Encore deux matches au cours des sept prochains jours à la tête d'Al Ahly, et Manuel José de Jesus refermera le livre de la fantastique histoire qu'il a contribué à écrire aux commandes du grand club du Caire. A 63 ans, l'entraîneur portugais quitte un championnat d'Égypte où l'exigence de résultats impose une pression permanente, pour s'atteler à une tâche pas forcément plus reposante : préparer l'équipe d'Angola en vue de la prochaine Coupe d'Afrique des Nations de la CAF, qui se déroulera précisément au pays des Palancas Negras.
Pour José, c'est donc la fin d'une époque glorieuse dans le nord du continent et le début d'une nouvelle aventure dans le sud, où les Angolais attendent énormément du nouveau sélectionneur.
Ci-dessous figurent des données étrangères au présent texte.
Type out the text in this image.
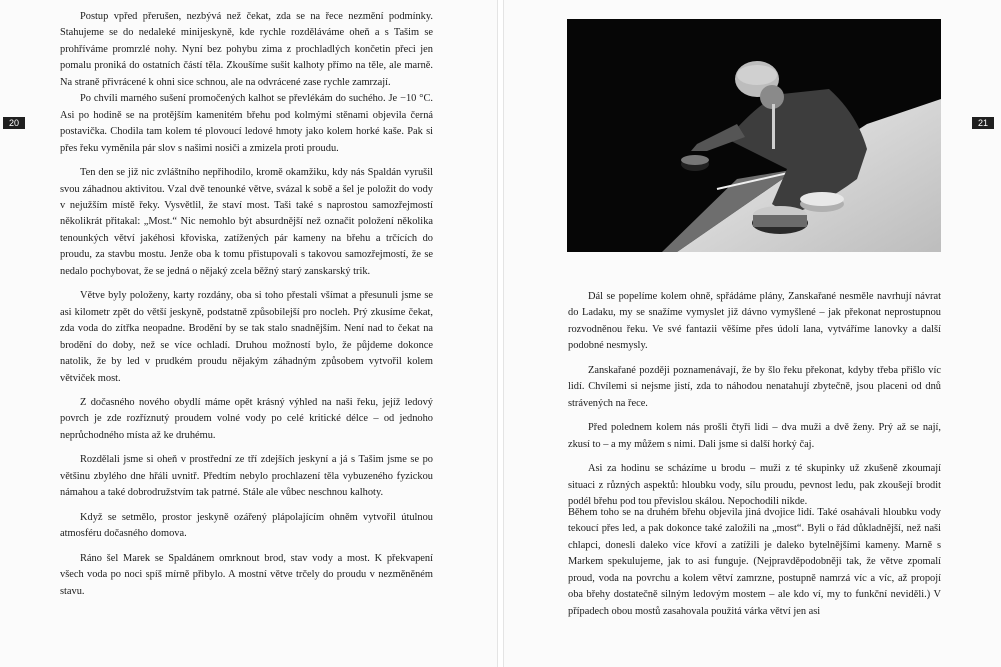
20	21

Postup vpřed přerušen, nezbývá než čekat, zda se na řece nezmění podmínky. Stahujeme se do nedaleké minijeskyně, kde rychle rozděláváme oheň a s Tašim se prohříváme promrzlé nohy. Nyní bez pohybu zima z prochladlých končetin přeci jen pomalu proniká do ostatních částí těla. Zkoušíme sušit kalhoty přímo na těle, ale marně. Na straně přivrácené k ohni sice schnou, ale na odvrácené zase rychle zamrzají.

Po chvíli marného sušení promočených kalhot se převlékám do suchého. Je −10 °C. Asi po hodině se na protějším kamenitém břehu pod kolmými stěnami objevila černá postavička. Chodila tam kolem té plovoucí ledové hmoty jako kolem horké kaše. Pak si přes řeku vyměnila pár slov s našimi nosiči a zmizela proti proudu.

Ten den se již nic zvláštního nepřihodilo, kromě okamžiku, kdy nás Spaldán vyrušil svou záhadnou aktivitou. Vzal dvě tenounké větve, svázal k sobě a šel je položit do vody v nejužším místě řeky. Vysvětlil, že staví most. Taši také s naprostou samozřejmostí několikrát přitakal: „Most.“ Nic nemohlo být absurdnější než označit položení několika tenounkých větví jakéhosi křoviska, zatížených pár kameny na břehu a trčících do proudu, za stavbu mostu. Jenže oba k tomu přistupovali s takovou samozřejmostí, že se nedalo pochybovat, že se jedná o nějaký zcela běžný starý zanskarský trik.

Větve byly položeny, karty rozdány, oba si toho přestali všímat a přesunuli jsme se asi kilometr zpět do větší jeskyně, podstatně způsobilejší pro nocleh. Prý zkusíme čekat, zda voda do zítřka neopadne. Brodění by se tak stalo snadnějším. Není nad to čekat na brodění do doby, než se více ochladí. Druhou možností bylo, že půjdeme dokonce natolik, že by led v prudkém proudu nějakým záhadným způsobem vytvořil kolem větviček most.

Z dočasného nového obydlí máme opět krásný výhled na naši řeku, jejíž ledový povrch je zde rozříznutý proudem volné vody po celé kritické délce – od jednoho neprůchodného místa až ke druhému.

Rozdělali jsme si oheň v prostřední ze tří zdejších jeskyní a já s Tašim jsme se po většinu zbylého dne hřáli uvnitř. Předtím nebylo prochlazení těla vybuzeného fyzickou námahou a také dobrodružstvím tak patrné. Stále ale vůbec neschnou kalhoty.

Když se setmělo, prostor jeskyně ozářený plápolajícím ohněm vytvořil útulnou atmosféru dočasného domova.

Ráno šel Marek se Spaldánem omrknout brod, stav vody a most. K překvapení všech voda po noci spíš mírně přibylo. A mostní větve trčely do proudu v nezměněném stavu.

Dál se popelíme kolem ohně, spřádáme plány, Zanskařané nesměle navrhují návrat do Ladaku, my se snažíme vymyslet již dávno vymyšlené – jak překonat neprostupnou rozvodněnou řeku. Ve své fantazii věšíme přes údolí lana, vytváříme lanovky a další podobné nesmysly.

Zanskařané později poznamenávají, že by šlo řeku překonat, kdyby třeba přišlo víc lidí. Chvílemi si nejsme jistí, zda to náhodou nenatahují zbytečně, jsou placeni od dnů strávených na řece.

Před polednem kolem nás prošli čtyři lidi – dva muži a dvě ženy. Prý až se nají, zkusí to – a my můžem s nimi. Dali jsme si další horký čaj.

Asi za hodinu se scházíme u brodu – muži z té skupinky už zkušeně zkoumají situaci z různých aspektů: hloubku vody, sílu proudu, pevnost ledu, pak zkoušejí brodit podél břehu pod tou převislou skálou. Nepochodili nikde.

Během toho se na druhém břehu objevila jiná dvojice lidí. Také osahávali hloubku vody tekoucí přes led, a pak dokonce také založili na „most“. Byli o řád důkladnější, než naši chlapci, donesli daleko více křoví a zatížili je daleko bytelnějšími kameny. Marně s Markem spekulujeme, jak to asi funguje. (Nejpravděpodobněji tak, že větve zpomalí proud, voda na povrchu a kolem větví zamrzne, postupně namrzá víc a víc, až propojí oba břehy dostatečně silným ledovým mostem – ale kdo ví, my to funkční neviděli.) V případech obou mostů zasahovala použitá várka větví jen asi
En effet, l'équipe nationale présente depuis quelque temps un visage bien différent de celui qu'elle avait montré en se qualifiant - à la surprise générale - pour la Coupe du Monde de la FIFA 2006. Déjà éliminées de la course à Afrique du Sud 2010, les Palancas Negras n'en espèrent pas moins briller à domicile lors de la prochaine édition de la Coupe d'Afrique des Nations de la CAF.
Le contrat de José à Al Ahly expire normalement l'an prochain, mais le départ du Portugais a été précipité par l'élimination surprise des Cairotes en Ligue des champions de la CAF. Rarissime contre-performance pour celui qui, sous des apparences taciturnes voire renfrognées, n'en possède pas moins un cœur en or.
Succès sans précédent
Dans la capitale égyptienne, José jouit d'un statut à part. Au cours de ses
deux mandats à la tête de l'équipe, le stratège lusitanien a hissé - et surtout
maintenu - Al Ahly au sommet du football national et continental. Quatre Ligues
des champions de la CAF, quatre Supercoupes de la CAF et autant de championnats,
de Coupes et de Supercoupes d'Egypte : qui dit mieux ?
Ce week-end, José et les siens auront l'occasion d'ajouter à leur palmarès un cinquième titre de champion consécutif. Au terme de la saison 2008/09, Al Ahly était co-leader, à égalité de points avec Ismaïlia. Dans ce cas de figure en Egypte, le vainqueur n'est pas déterminé à la différence de buts mais lors d'une finale, qui aura lieu dimanche au Caire.
Sous la houlette de José, Al Ahly a établi des records qui tiendront probablement pendant très longtemps. Lors des deux premières saisons de son deuxième passage au club, le coach n'a tout simplement jamais vu son équipe perdre un match. En 2004/05, les Cairotes ont remporté 24 succès, pour deux matches nuls et un finish avec 31 points d'avance sur ENPPI, leur premier poursuivant.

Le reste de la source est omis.